Lindell and MyPillow were sued by Dominion Voting Systems in February for $1.3 billion after Lindell said the company rigged voting machines in swing states. He alleged that those actions cost former President Donald Trump the election.
The company accused both Lindell and his Minnesota-based company of defamation, The Wall Street Journal reported.
In April, Lindell filed a countersuit of $1.6 billion, according to Forbes. In that suit, Lindell accused Dominion of “suppression of speech and attacks” on his company.
The CEO’s argument was that his accusations were his, and only his, and had nothing to do with his home products company or its employees.
Lindell told the outlet before he was hit with a lawsuit, “I welcome Dominion to sue me. I welcome it.
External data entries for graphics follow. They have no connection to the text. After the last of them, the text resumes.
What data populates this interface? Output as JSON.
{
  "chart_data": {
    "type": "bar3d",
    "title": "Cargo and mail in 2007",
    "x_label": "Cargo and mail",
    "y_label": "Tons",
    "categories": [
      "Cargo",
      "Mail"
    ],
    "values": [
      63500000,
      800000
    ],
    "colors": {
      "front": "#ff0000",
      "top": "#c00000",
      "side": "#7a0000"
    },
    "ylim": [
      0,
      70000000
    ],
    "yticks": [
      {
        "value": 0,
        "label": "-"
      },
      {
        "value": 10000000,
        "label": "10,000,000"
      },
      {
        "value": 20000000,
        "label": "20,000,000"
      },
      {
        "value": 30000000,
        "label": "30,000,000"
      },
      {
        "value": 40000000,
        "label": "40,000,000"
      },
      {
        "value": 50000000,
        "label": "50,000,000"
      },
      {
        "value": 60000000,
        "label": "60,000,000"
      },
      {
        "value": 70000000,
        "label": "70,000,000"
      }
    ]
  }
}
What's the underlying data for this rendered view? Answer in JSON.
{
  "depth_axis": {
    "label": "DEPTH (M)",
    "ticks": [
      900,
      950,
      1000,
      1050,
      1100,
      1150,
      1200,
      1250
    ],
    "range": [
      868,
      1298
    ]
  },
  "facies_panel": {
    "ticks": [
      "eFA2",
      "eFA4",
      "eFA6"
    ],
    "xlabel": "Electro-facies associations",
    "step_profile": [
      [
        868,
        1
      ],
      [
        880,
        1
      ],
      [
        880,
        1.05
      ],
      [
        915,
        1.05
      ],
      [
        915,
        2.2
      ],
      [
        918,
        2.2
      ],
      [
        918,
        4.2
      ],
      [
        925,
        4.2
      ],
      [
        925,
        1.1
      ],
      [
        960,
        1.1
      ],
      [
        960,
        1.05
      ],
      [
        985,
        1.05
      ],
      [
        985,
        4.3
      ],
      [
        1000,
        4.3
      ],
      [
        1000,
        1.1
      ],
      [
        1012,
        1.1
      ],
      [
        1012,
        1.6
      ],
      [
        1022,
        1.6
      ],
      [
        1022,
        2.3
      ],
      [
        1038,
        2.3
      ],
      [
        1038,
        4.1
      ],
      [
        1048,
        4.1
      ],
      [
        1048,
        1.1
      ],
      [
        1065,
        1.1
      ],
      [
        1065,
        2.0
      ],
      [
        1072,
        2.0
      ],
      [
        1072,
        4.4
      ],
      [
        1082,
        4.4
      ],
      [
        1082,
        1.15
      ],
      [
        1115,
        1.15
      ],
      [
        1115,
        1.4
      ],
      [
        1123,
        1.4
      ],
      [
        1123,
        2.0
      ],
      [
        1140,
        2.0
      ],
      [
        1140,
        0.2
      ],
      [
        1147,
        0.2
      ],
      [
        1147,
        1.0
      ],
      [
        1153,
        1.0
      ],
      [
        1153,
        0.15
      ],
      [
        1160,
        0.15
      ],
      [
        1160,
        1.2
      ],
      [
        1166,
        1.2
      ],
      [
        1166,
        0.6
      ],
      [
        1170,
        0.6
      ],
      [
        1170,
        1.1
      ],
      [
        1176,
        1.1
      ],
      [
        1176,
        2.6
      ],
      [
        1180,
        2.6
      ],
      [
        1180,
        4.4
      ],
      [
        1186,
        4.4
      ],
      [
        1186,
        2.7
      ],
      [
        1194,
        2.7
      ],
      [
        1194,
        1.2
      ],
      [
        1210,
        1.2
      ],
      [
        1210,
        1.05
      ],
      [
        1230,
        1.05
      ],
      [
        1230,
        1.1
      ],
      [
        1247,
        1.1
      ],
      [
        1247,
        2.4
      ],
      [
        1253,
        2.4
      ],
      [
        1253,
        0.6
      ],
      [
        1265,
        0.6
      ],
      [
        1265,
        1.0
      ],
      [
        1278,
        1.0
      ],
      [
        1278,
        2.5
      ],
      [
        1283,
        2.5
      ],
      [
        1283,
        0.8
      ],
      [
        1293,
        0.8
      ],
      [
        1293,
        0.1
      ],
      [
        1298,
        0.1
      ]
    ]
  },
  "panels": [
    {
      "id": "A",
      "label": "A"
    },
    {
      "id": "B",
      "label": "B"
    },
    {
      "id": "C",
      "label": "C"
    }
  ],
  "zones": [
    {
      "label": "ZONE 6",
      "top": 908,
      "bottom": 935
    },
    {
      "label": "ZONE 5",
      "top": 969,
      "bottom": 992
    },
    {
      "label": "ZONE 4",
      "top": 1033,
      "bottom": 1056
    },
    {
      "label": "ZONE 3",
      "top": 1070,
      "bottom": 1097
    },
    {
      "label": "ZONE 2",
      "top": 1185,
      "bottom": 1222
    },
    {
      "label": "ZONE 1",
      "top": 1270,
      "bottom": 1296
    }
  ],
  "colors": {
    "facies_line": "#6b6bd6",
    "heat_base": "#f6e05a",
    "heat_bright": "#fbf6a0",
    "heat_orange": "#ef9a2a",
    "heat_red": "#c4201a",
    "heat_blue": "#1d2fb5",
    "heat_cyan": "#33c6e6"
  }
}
Please.”
The company did, and the CEO immediately fought back by filing a suit of his own.
According to the Minneapolis Star Tribune, Lindell on Thursday filed another lawsuit, this one against both Dominion and Smartmatic.
In an 82-page complaint filed in Minnesota federal court, Lindell said both companies were guilty of “weaponizing the litigation process to silence political dissent and suppress evidence showing voting machines were manipulated to affect outcomes in the November 2020 general election.”
The CEO also argued that the companies are coming after him at what would equate to great personal and business expense, up to $2 billion, because he has been vocal in alleging that the 2020 election was stolen from Trump.
Lindell said Dominion and Smartmatic are engaged in a “conspiracy and enterprise to harm him.”
The Thursday filing argues My Pillow made “no statements” about the election, and that Dominion and Smartmatic have combined as a force to punish his “reputation, his finances, and his business,” according to Business Insider.
The suit further accuses both companies of embarking in a “concerted, collective enterprise to extort silence from their dissenters or bring financial ruin on any and all who persist in speaking their minds,” The Washington Times reported.
“Many of their victims lack the resources to fight back and expose the defendants’ scheme for what it is — an authoritarian abuse of state power fueled by the virtually unlimited resources from their ideological comrades,” attorney Douglas Daniels wrote in the complaint.
“But Mike Lindell has the resources and the will to fight back, albeit at great personal and financial cost; Mike Lindell believes the future of the American republic depends on fighting back against censorship of information concerning the fundamental aspect of our republic — fair and secure elections.”
Daniels told the Star Tribune on Friday that “every American should want to see the First Amendment prevail. We would not have filed this lawsuit if we did not believe Mike should and will prevail.”